I have gotten as far as finding the length of each segment and the angles of the triangle, but I'm kind of stuck.
I saw the following post and tried to implement the code discussed with no luck on getting the correct coordinates..
Calculating the coordinates of the third point of a triangle
Edit: Sorry about that, I forgot to specify that I know that I want to place my third point close to one of the ends of the segment. Example: I have triangle with verticies A, B, and C. I have a segment DE (created by points D and E), where DE is similar to AB. I want to place point F at a position so that AD is similar to EF and AC is similar to DF.
For the sake of being specific, suppose your original triangle has vertices A, B, and C. The line segment has end points D and E. Furthermore, you want DE to correspond to AB. The problem is then to find a point F such that triangle DEF is similar to triangle ABC. I hope that's what you're trying to solve, because that's what I'm going to give you as a solution. Explaining the solution is going to be a lot longer than coding it. :)
I think you can do all this with vector arithmetic, without using angles and trig functions. Let all points be represented by their x and y coordinates in some shared coordinate system. (If you don't know vector arithmetic, see the appendix below.)
First, we'll imagine a local coordinate system u-v with A as the origin and AB parallel to the u axis; the v axis is perpendicular to u; we'll nail down which direction is positive in a second. Now, even though AB is the side of the triangle, from now on we'll think of it as a vector from A to B. It can be computed in the x-y system as AB = (B[x] - A[x], B[y] - A[y]). The same goes for all other point pairs. Individual points will also be vectors in the x-y system. A unit vector in the x-y system along the u axis is given by:
u = (u_x, u_y) = AB / ‖AB‖
A unit vector along the v axis is just:
v = (-u_y, u_x)
(We could also have used (u_y, -u_x).) We will now compute the vector components of AC in the u-v system:
AC_u = (AC_x * u_x, AC_y * u_y) // = (AC ∙ u)
AC_v = ‖AC - AC_u * u‖
Now we imagine another local coordinate system, r-s, with origin at D and r axis along DE. The unit vectors along r and s in the x-y system are:
r = (r_x, r_y) = DE / ‖DE‖
s = (-r_y, r_x)
We can scale the u-v components of AC by the ratio ‖DE‖ / ‖AB‖ to get r-s components of DF:
DF_r = AC_u * ‖DE‖ / ‖AB‖
DF_s = AC_v * ‖DE‖ / ‖AB‖
Finally, we just need to add everything together:
F = D + DF_r * r + DF_s * s
(Recall that D, r, and s are vectors.) That's it.

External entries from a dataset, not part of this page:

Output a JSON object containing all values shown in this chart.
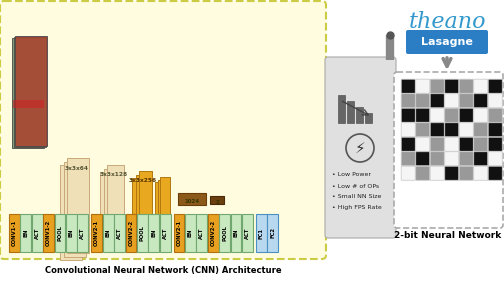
{
  "cnn_label": "Convolutional Neural Network (CNN) Architecture",
  "bnn_label": "2-bit Neural Network",
  "theano_text": "theano",
  "lasagne_text": "Lasagne",
  "layer_labels_group1": [
    "CONV1-1",
    "BN",
    "ACT",
    "CONV1-2",
    "POOL",
    "BN",
    "ACT"
  ],
  "layer_labels_group2": [
    "CONV2-1",
    "BN",
    "ACT",
    "CONV2-2",
    "POOL",
    "BN",
    "ACT"
  ],
  "layer_labels_group3": [
    "CONV2-1",
    "BN",
    "ACT",
    "CONV2-2",
    "POOL",
    "BN",
    "ACT"
  ],
  "layer_labels_fc": [
    "FC1",
    "FC2"
  ],
  "bullet_points": [
    "Low Power",
    "Low # of OPs",
    "Small NN Size",
    "High FPS Rate"
  ],
  "bg_yellow": "#FFFCE0",
  "orange_color": "#E8A020",
  "green_color": "#C8E8C0",
  "blue_lasagne": "#2B7EC4",
  "grid_colors": [
    [
      "black",
      "white",
      "gray",
      "black",
      "gray",
      "white",
      "black"
    ],
    [
      "gray",
      "gray",
      "black",
      "white",
      "gray",
      "black",
      "white"
    ],
    [
      "black",
      "black",
      "white",
      "gray",
      "black",
      "white",
      "gray"
    ],
    [
      "white",
      "gray",
      "black",
      "black",
      "white",
      "gray",
      "black"
    ],
    [
      "black",
      "white",
      "gray",
      "white",
      "black",
      "gray",
      "black"
    ],
    [
      "gray",
      "black",
      "gray",
      "white",
      "gray",
      "black",
      "white"
    ],
    [
      "white",
      "gray",
      "white",
      "black",
      "gray",
      "white",
      "black"
    ]
  ],
  "color_map": {
    "black": "#111111",
    "white": "#F5F5F5",
    "gray": "#999999"
  }
}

Although the post is long, there are only a dozen or so lines of code (each vector calculation step takes one lines for each component) plus another handful for a function to compute the norm of a vector.
APPENDIX: Vector arithmetic
Vectors in an x-y coordinate system are ordered pairs of numbers: (x, y). Two vectors A and B can be added or subtracted by adding or subtracting their components: A ± B = (A_x ± B_x, A_y ± B_y). A vector can be multiplied by a number (also called a scalar) by multiplying each vector component by the scalar: q*A = (q*A_x, q*A_y). Division by a scalar is just multiplication by the inverse of the scalar. The norm of a vector A (also called its length) is written ‖A‖; it can be computed using the Pythagorean theorem: ‖A‖ = sqrt(A_x * A_x + A_y * A_y). A unit vector is a vector with norm = 1. The dot product of two vectors is the sum (a simple number) of the products of corresponding components: A ∙ B = A_x*B_x + A_y*B_y. Note that the dot product of a vector with itself is the square of its norm. An important identity about the dot product is: A ∙ B = ‖A‖ * ‖B‖ * cos(α) where α is the angle between A and B. A corollary is that the dot product of two non-zero vectors is zero exactly when the vectors are perpendicular to one another.